Discussing the importance of migration and remittances to the Guatemalan economy puts the national government in an awkward position. President Alejandro Giammattei has vowed to crack down on people smugglers and reduce the exodus, in line with U.S. goals. But at the same time, as the Guatemalan daily Prensa Libre has noted, remittances are a crucial “escape valve” for millions in a country where more than half of families live in poverty. Much of Guatemala’s rapid economic growth over the past decade is due to more citizens going to the U.S. and sending money home.
“We’re talking about billions of dollars coming into the economy that the government is just kind of gifted every year,” Kathryn Klaas, then an associate at the Dialogue’s Migration, Remittances, and Development Program, told TIME in 2021. “That means that the urgency of creating sources of income that are enough for people to live on in Guatemala—which means formalizing the economy, creating a living wage for people, having regulations—that’s one agenda point that the government doesn’t have to deal with.”
The government has so far been slow to establish formal programs designed to capitalize on remittances. Its current $200 million plan to reduce undocumented migration, though heavily focused on helping to generate new businesses and jobs for people in high-migration regions, doesn’t mention the money flowing into those areas from abroad and the role it could play. Local development experts are doubtful that the plan will be more successful than previous efforts.
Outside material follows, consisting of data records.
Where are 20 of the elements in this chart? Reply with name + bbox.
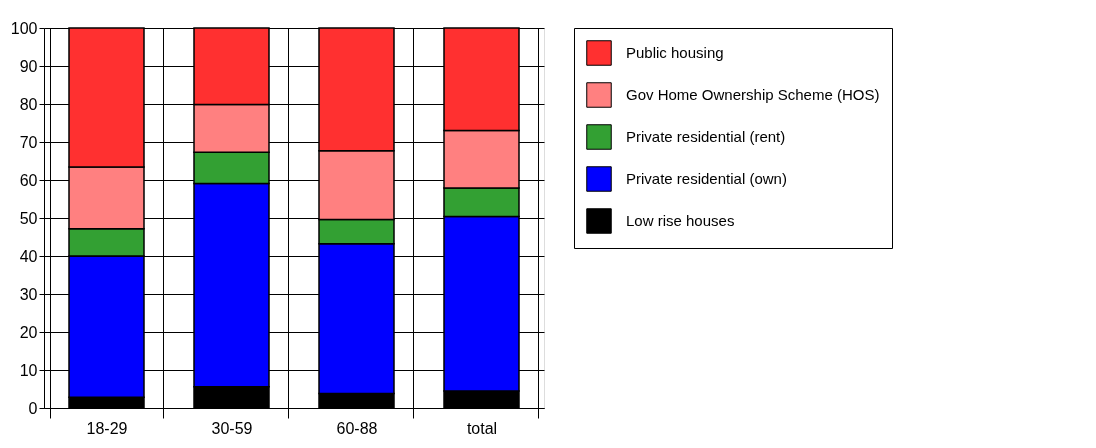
y-tick-label: 0 [28,399,38,417]
legend-label: Public housing [626,44,724,61]
y-tick-label: 70 [19,133,38,151]
y-tick-label: 80 [19,95,38,113]
legend-label: Private residential (rent) [626,128,786,145]
y-tick-label: 30 [19,285,38,303]
y-tick-label: 40 [19,247,38,265]
legend-label: Gov Home Ownership Scheme (HOS) [626,86,880,103]
y-tick-label: 50 [19,209,38,227]
x-tick-label: 18-29 [86,419,128,437]
y-tick-label: 60 [19,171,38,189]
x-tick-label: 60-88 [336,419,378,437]
legend-label: Private residential (own) [626,170,787,187]
y-tick-label: 90 [19,57,38,75]
legend-label: Low rise houses [626,212,735,229]
y-tick-label: 100 [10,19,38,37]
x-tick-label: 30-59 [211,419,253,437]
y-tick-label: 20 [19,323,38,341]
x-tick-label: total [466,419,498,437]
y-tick-label: 10 [19,361,38,379]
But officials may be waking up to remittances’ potential. Guatemala is undergoing a rapid period of urbanization, projected to take the proportion of people living in cities from 54% now—among the lowest in Latin America—to around 65% in 2030, according to U.N. estimates.
At an event organized by the Dialogue in July, Guatemala’s vice minister for housing said helping citizens manage the money from remittances to build good, well-ordered neighborhoods would be key to the nation’s development. The ministry plans to work with Guatemalan consulates to make sure migrants are using their money on “supervised projects, with some support [from the state] so they don’t end up being structurally unsound,” he said.
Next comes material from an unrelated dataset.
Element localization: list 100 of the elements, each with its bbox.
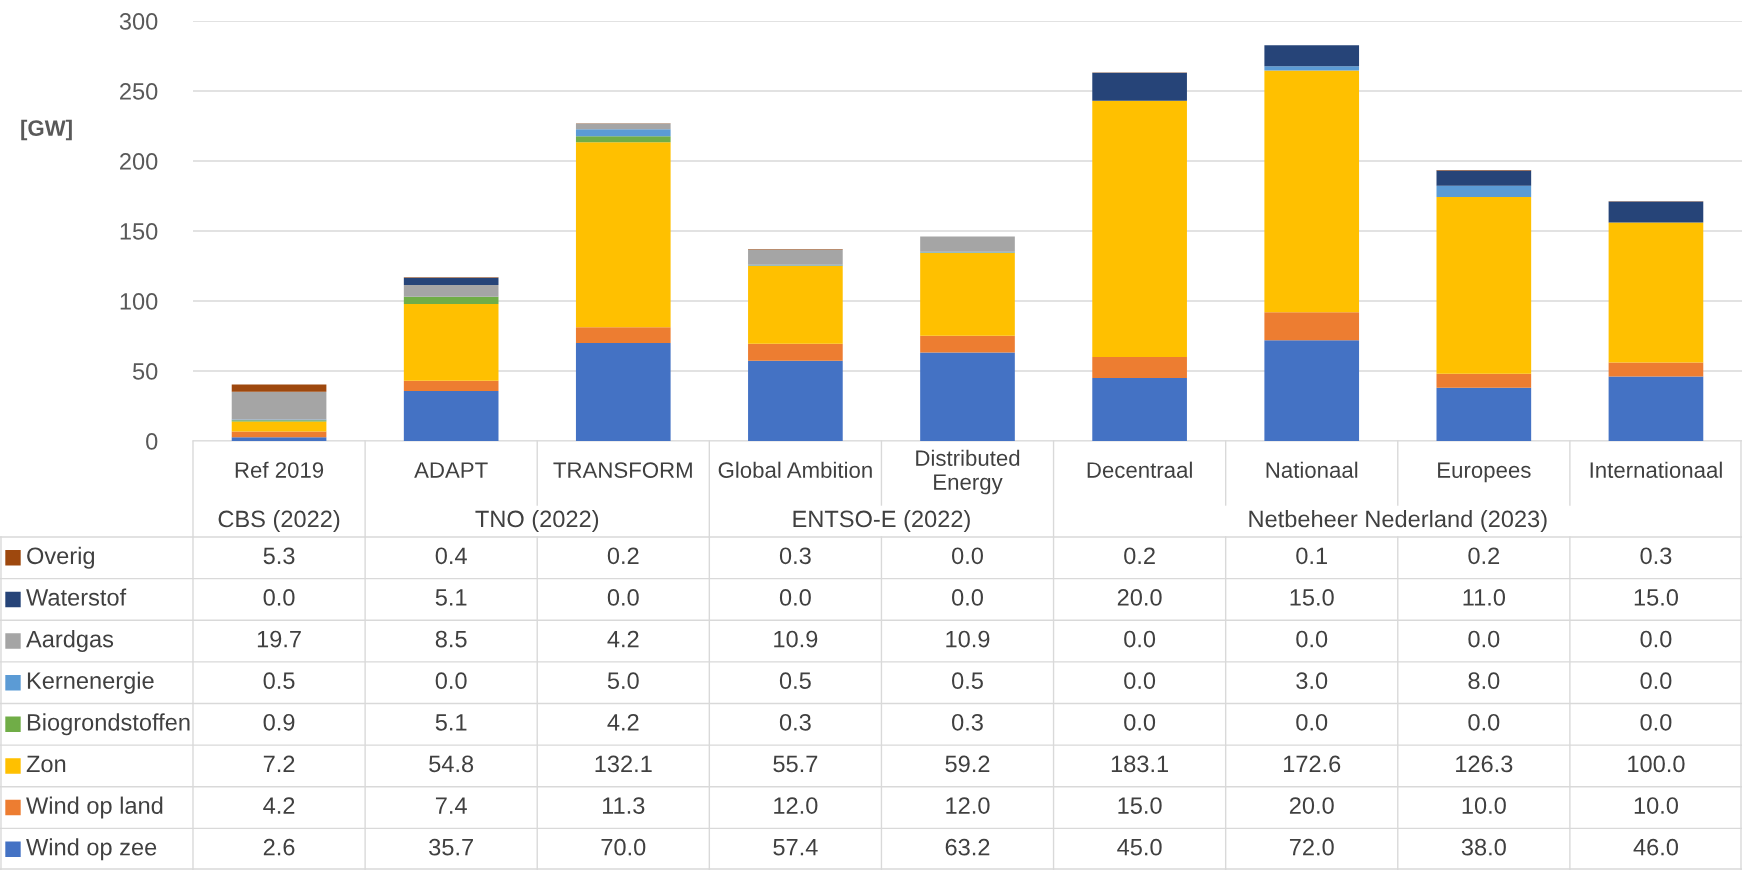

Many want more from the government, though, says Quique Godoy, a radio host and economist who discusses remittances once a week on his show on Guatemala’s Radio Infinita. He argues that officials should follow the example of Mexico’s government, which in the 1990s established so-called three-for-one programs: organized groups of migrants in the U.S. would fund projects in their neighborhoods back home, and for every dollar they spent, national, regional, and municipal governments would each put in $1, turbocharging the local development the migrants were leading. “We have to give incentives for migrants, so that instead of giving their money to people for consumption, they decide that they give part of it to a community investment project,” Godoy says.
Ideally, Guatemala would start a four-for-one program, supported by local businesses and banks, Godoy says. “Because that will create more consumption in the long run, which benefits business.”
But for now the migrants themselves are leading the way, says Primaveral’s Santizo. He wants to see all 340 of Guatemala’s municipalities set up credit co-ops. “We have [aid agencies] expressing interest in working with us,” he says, “but if they don’t, then we the migrants will do it ourselves. We’ll do our own development.”